Our bodies are literally driven by sugar. Our muscles and brain burns the stuff like no tomorrow. Just sitting, our body is producing 110 watts per hour and doing heavy work or exercise is closer to 550 watts. For brief bursts our muscles can even produce 1000 watts – that’s a kilowatt – or enough to light your entire house or run an airconditioner…and all that power is coming from the sugar that makes up carbohydrates. Unlike starches and fat, fructose and glucose are already monosaccharides and can be absorbed straight through your intestinal walls and into the blood as instant power. The sucrose from cane sugar is slightly more complex and needs to be broken down into glucose before it can enter the bloodstream…but that process doesn’t take long.

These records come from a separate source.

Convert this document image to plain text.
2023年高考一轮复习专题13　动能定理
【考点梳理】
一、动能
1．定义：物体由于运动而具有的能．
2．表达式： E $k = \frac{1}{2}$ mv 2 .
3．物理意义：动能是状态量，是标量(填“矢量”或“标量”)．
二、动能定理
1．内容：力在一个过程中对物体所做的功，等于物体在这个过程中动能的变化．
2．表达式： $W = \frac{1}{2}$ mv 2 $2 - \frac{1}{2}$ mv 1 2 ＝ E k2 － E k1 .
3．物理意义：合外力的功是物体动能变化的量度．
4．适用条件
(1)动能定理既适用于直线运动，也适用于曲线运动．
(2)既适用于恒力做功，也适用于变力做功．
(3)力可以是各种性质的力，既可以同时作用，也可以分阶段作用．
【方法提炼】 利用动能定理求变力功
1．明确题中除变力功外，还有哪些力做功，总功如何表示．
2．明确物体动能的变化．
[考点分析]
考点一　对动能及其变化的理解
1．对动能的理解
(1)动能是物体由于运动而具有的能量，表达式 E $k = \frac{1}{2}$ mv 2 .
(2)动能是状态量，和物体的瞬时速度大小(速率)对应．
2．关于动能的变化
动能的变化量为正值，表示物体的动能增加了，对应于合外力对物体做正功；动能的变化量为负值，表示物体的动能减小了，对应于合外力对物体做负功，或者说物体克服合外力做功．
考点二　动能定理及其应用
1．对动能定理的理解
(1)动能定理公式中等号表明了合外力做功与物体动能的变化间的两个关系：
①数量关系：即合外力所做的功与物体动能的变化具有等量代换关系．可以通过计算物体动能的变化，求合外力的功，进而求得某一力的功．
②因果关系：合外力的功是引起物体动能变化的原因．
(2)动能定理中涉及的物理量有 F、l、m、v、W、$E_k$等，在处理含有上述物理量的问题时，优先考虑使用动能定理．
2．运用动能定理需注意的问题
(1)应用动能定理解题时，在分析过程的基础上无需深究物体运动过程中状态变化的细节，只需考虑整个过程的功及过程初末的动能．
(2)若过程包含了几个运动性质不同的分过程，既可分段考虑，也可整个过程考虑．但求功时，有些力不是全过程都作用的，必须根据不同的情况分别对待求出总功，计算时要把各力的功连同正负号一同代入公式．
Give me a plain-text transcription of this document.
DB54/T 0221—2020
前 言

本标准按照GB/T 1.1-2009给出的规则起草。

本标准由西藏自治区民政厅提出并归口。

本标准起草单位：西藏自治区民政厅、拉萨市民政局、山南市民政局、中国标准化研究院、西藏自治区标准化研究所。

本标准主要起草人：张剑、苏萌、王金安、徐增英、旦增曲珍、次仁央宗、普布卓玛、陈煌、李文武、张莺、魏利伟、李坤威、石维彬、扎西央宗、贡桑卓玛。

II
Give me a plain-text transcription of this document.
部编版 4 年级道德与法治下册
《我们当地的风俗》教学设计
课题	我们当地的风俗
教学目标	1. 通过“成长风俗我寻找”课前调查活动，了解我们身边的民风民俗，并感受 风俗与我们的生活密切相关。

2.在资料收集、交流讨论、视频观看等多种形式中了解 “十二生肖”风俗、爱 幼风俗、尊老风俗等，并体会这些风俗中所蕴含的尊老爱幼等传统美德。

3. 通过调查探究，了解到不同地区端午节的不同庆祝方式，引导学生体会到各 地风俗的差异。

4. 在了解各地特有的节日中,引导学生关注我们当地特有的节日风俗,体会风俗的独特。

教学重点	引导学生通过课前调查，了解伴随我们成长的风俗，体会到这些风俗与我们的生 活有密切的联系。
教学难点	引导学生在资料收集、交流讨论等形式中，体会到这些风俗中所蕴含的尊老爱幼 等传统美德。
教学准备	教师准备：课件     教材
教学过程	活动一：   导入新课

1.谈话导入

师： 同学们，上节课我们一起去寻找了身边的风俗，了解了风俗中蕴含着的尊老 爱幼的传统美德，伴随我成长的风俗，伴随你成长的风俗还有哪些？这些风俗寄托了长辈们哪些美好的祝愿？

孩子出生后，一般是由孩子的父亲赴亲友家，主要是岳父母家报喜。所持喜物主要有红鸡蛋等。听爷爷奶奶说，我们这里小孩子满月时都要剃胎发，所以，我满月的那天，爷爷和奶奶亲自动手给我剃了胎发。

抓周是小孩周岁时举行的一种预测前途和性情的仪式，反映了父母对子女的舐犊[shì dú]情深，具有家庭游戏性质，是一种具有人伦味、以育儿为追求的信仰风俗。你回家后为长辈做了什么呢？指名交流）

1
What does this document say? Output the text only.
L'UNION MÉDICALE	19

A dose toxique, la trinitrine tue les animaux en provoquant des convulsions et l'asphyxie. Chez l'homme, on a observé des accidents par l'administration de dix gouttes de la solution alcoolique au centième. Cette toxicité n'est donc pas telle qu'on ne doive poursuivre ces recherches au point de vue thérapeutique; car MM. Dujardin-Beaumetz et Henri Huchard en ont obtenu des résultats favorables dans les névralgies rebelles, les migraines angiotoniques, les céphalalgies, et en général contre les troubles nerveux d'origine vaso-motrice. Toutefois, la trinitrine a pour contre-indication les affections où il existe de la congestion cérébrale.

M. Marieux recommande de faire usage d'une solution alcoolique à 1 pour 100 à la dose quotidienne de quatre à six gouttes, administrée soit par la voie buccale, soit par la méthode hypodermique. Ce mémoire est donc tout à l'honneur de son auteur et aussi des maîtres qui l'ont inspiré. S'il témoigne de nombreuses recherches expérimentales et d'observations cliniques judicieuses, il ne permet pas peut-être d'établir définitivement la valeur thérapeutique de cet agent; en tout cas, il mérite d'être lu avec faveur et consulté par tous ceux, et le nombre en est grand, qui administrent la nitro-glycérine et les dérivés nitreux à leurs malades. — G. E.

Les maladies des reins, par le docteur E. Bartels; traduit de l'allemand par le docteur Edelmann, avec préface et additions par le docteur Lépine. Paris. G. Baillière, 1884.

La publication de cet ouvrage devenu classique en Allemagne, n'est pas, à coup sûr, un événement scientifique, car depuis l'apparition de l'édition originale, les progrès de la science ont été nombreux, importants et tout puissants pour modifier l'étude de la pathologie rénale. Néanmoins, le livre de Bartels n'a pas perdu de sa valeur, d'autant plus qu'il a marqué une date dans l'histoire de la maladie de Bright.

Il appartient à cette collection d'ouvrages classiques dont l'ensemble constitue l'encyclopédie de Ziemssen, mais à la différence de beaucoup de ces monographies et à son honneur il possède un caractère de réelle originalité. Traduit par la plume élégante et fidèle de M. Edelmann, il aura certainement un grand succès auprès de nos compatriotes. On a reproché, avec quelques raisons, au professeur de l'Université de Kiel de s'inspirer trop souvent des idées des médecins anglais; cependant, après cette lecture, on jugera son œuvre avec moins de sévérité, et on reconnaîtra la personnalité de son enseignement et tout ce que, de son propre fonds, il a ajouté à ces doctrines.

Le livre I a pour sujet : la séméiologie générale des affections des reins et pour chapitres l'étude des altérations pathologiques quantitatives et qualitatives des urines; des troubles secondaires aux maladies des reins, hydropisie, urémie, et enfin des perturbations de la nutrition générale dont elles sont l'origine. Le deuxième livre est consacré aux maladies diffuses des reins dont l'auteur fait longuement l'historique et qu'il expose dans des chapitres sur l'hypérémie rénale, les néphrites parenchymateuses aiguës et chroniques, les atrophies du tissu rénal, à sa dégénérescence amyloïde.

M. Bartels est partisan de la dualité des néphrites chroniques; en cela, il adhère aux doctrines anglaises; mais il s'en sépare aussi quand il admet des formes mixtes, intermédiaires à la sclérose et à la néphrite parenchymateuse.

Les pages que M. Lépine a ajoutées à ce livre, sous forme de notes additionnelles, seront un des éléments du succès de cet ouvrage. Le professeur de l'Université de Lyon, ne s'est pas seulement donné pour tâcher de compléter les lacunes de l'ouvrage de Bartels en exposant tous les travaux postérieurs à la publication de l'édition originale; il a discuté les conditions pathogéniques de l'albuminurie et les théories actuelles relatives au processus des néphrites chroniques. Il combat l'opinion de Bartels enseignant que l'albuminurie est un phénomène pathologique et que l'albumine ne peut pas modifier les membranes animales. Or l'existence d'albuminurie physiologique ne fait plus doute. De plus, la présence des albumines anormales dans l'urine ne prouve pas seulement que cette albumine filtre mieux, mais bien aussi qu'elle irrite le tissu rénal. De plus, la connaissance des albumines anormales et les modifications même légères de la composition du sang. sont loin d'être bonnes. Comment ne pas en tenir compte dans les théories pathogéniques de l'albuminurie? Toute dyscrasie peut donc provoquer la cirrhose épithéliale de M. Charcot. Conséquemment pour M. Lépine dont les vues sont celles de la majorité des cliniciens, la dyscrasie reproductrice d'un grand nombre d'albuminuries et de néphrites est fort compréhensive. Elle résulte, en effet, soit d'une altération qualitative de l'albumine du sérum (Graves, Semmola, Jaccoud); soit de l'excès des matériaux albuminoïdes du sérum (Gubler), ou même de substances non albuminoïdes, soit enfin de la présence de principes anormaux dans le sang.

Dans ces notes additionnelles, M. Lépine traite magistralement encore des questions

It’s because of sugar’s rapid ingestion into our blood that we crave sweet food. The moment the body realises the energy available in the blood is dropping, it tells the brain it needs sugar – the more the energy drops the more the body will scream for a fix. Of course, under most circumstances, if the sugar doesn’t show up, the body will then begin converting the stored fat in our fat cells to sugary fuel instead…however, with our increasing affluence and almost ever present opportunity to find snack machines, fat conversion almost never gets a chance to happen – and this is a problem. For one, always giving into the body’s sugar craving means you never get a chance to burn your fat cells as an alternative fuel. Add to this you will probably eat more sugar than you need when you get a craving – meaning it will start being converted into fat. So guess what happens when that sugar becomes fat and is no longer in the bloodstream? The craving begins again. In other words, the quest for sugar becomes a never ending cycle. For all intents and purposes, sugar should be considered a dangerously addictive substance.
So what should you do to break the cycle? Providing you don’t have underlying health issues such as diabetes, be more resistant to sugar cravings. No one has starved to death by not eating a snack between meals, and nor do you need to quench a thirst with sugar sweetened beverages…water can actually do the job. A chocolate bar or 375ml can of soft drink both contain ten to twelve teaspoons of sugar – up to 780kj – and these days that sugar is usually fructose, which means it will enter the bloodstream the second it passes beyond the stomach. The body will take at least two hours to burn that much fuel, and face it, you’ll probably have eaten or drunk something else by then. In other words, fight the urge to go to the snack machine and you’ll be able to keep your daily energy consumption at levels closer to what you really need.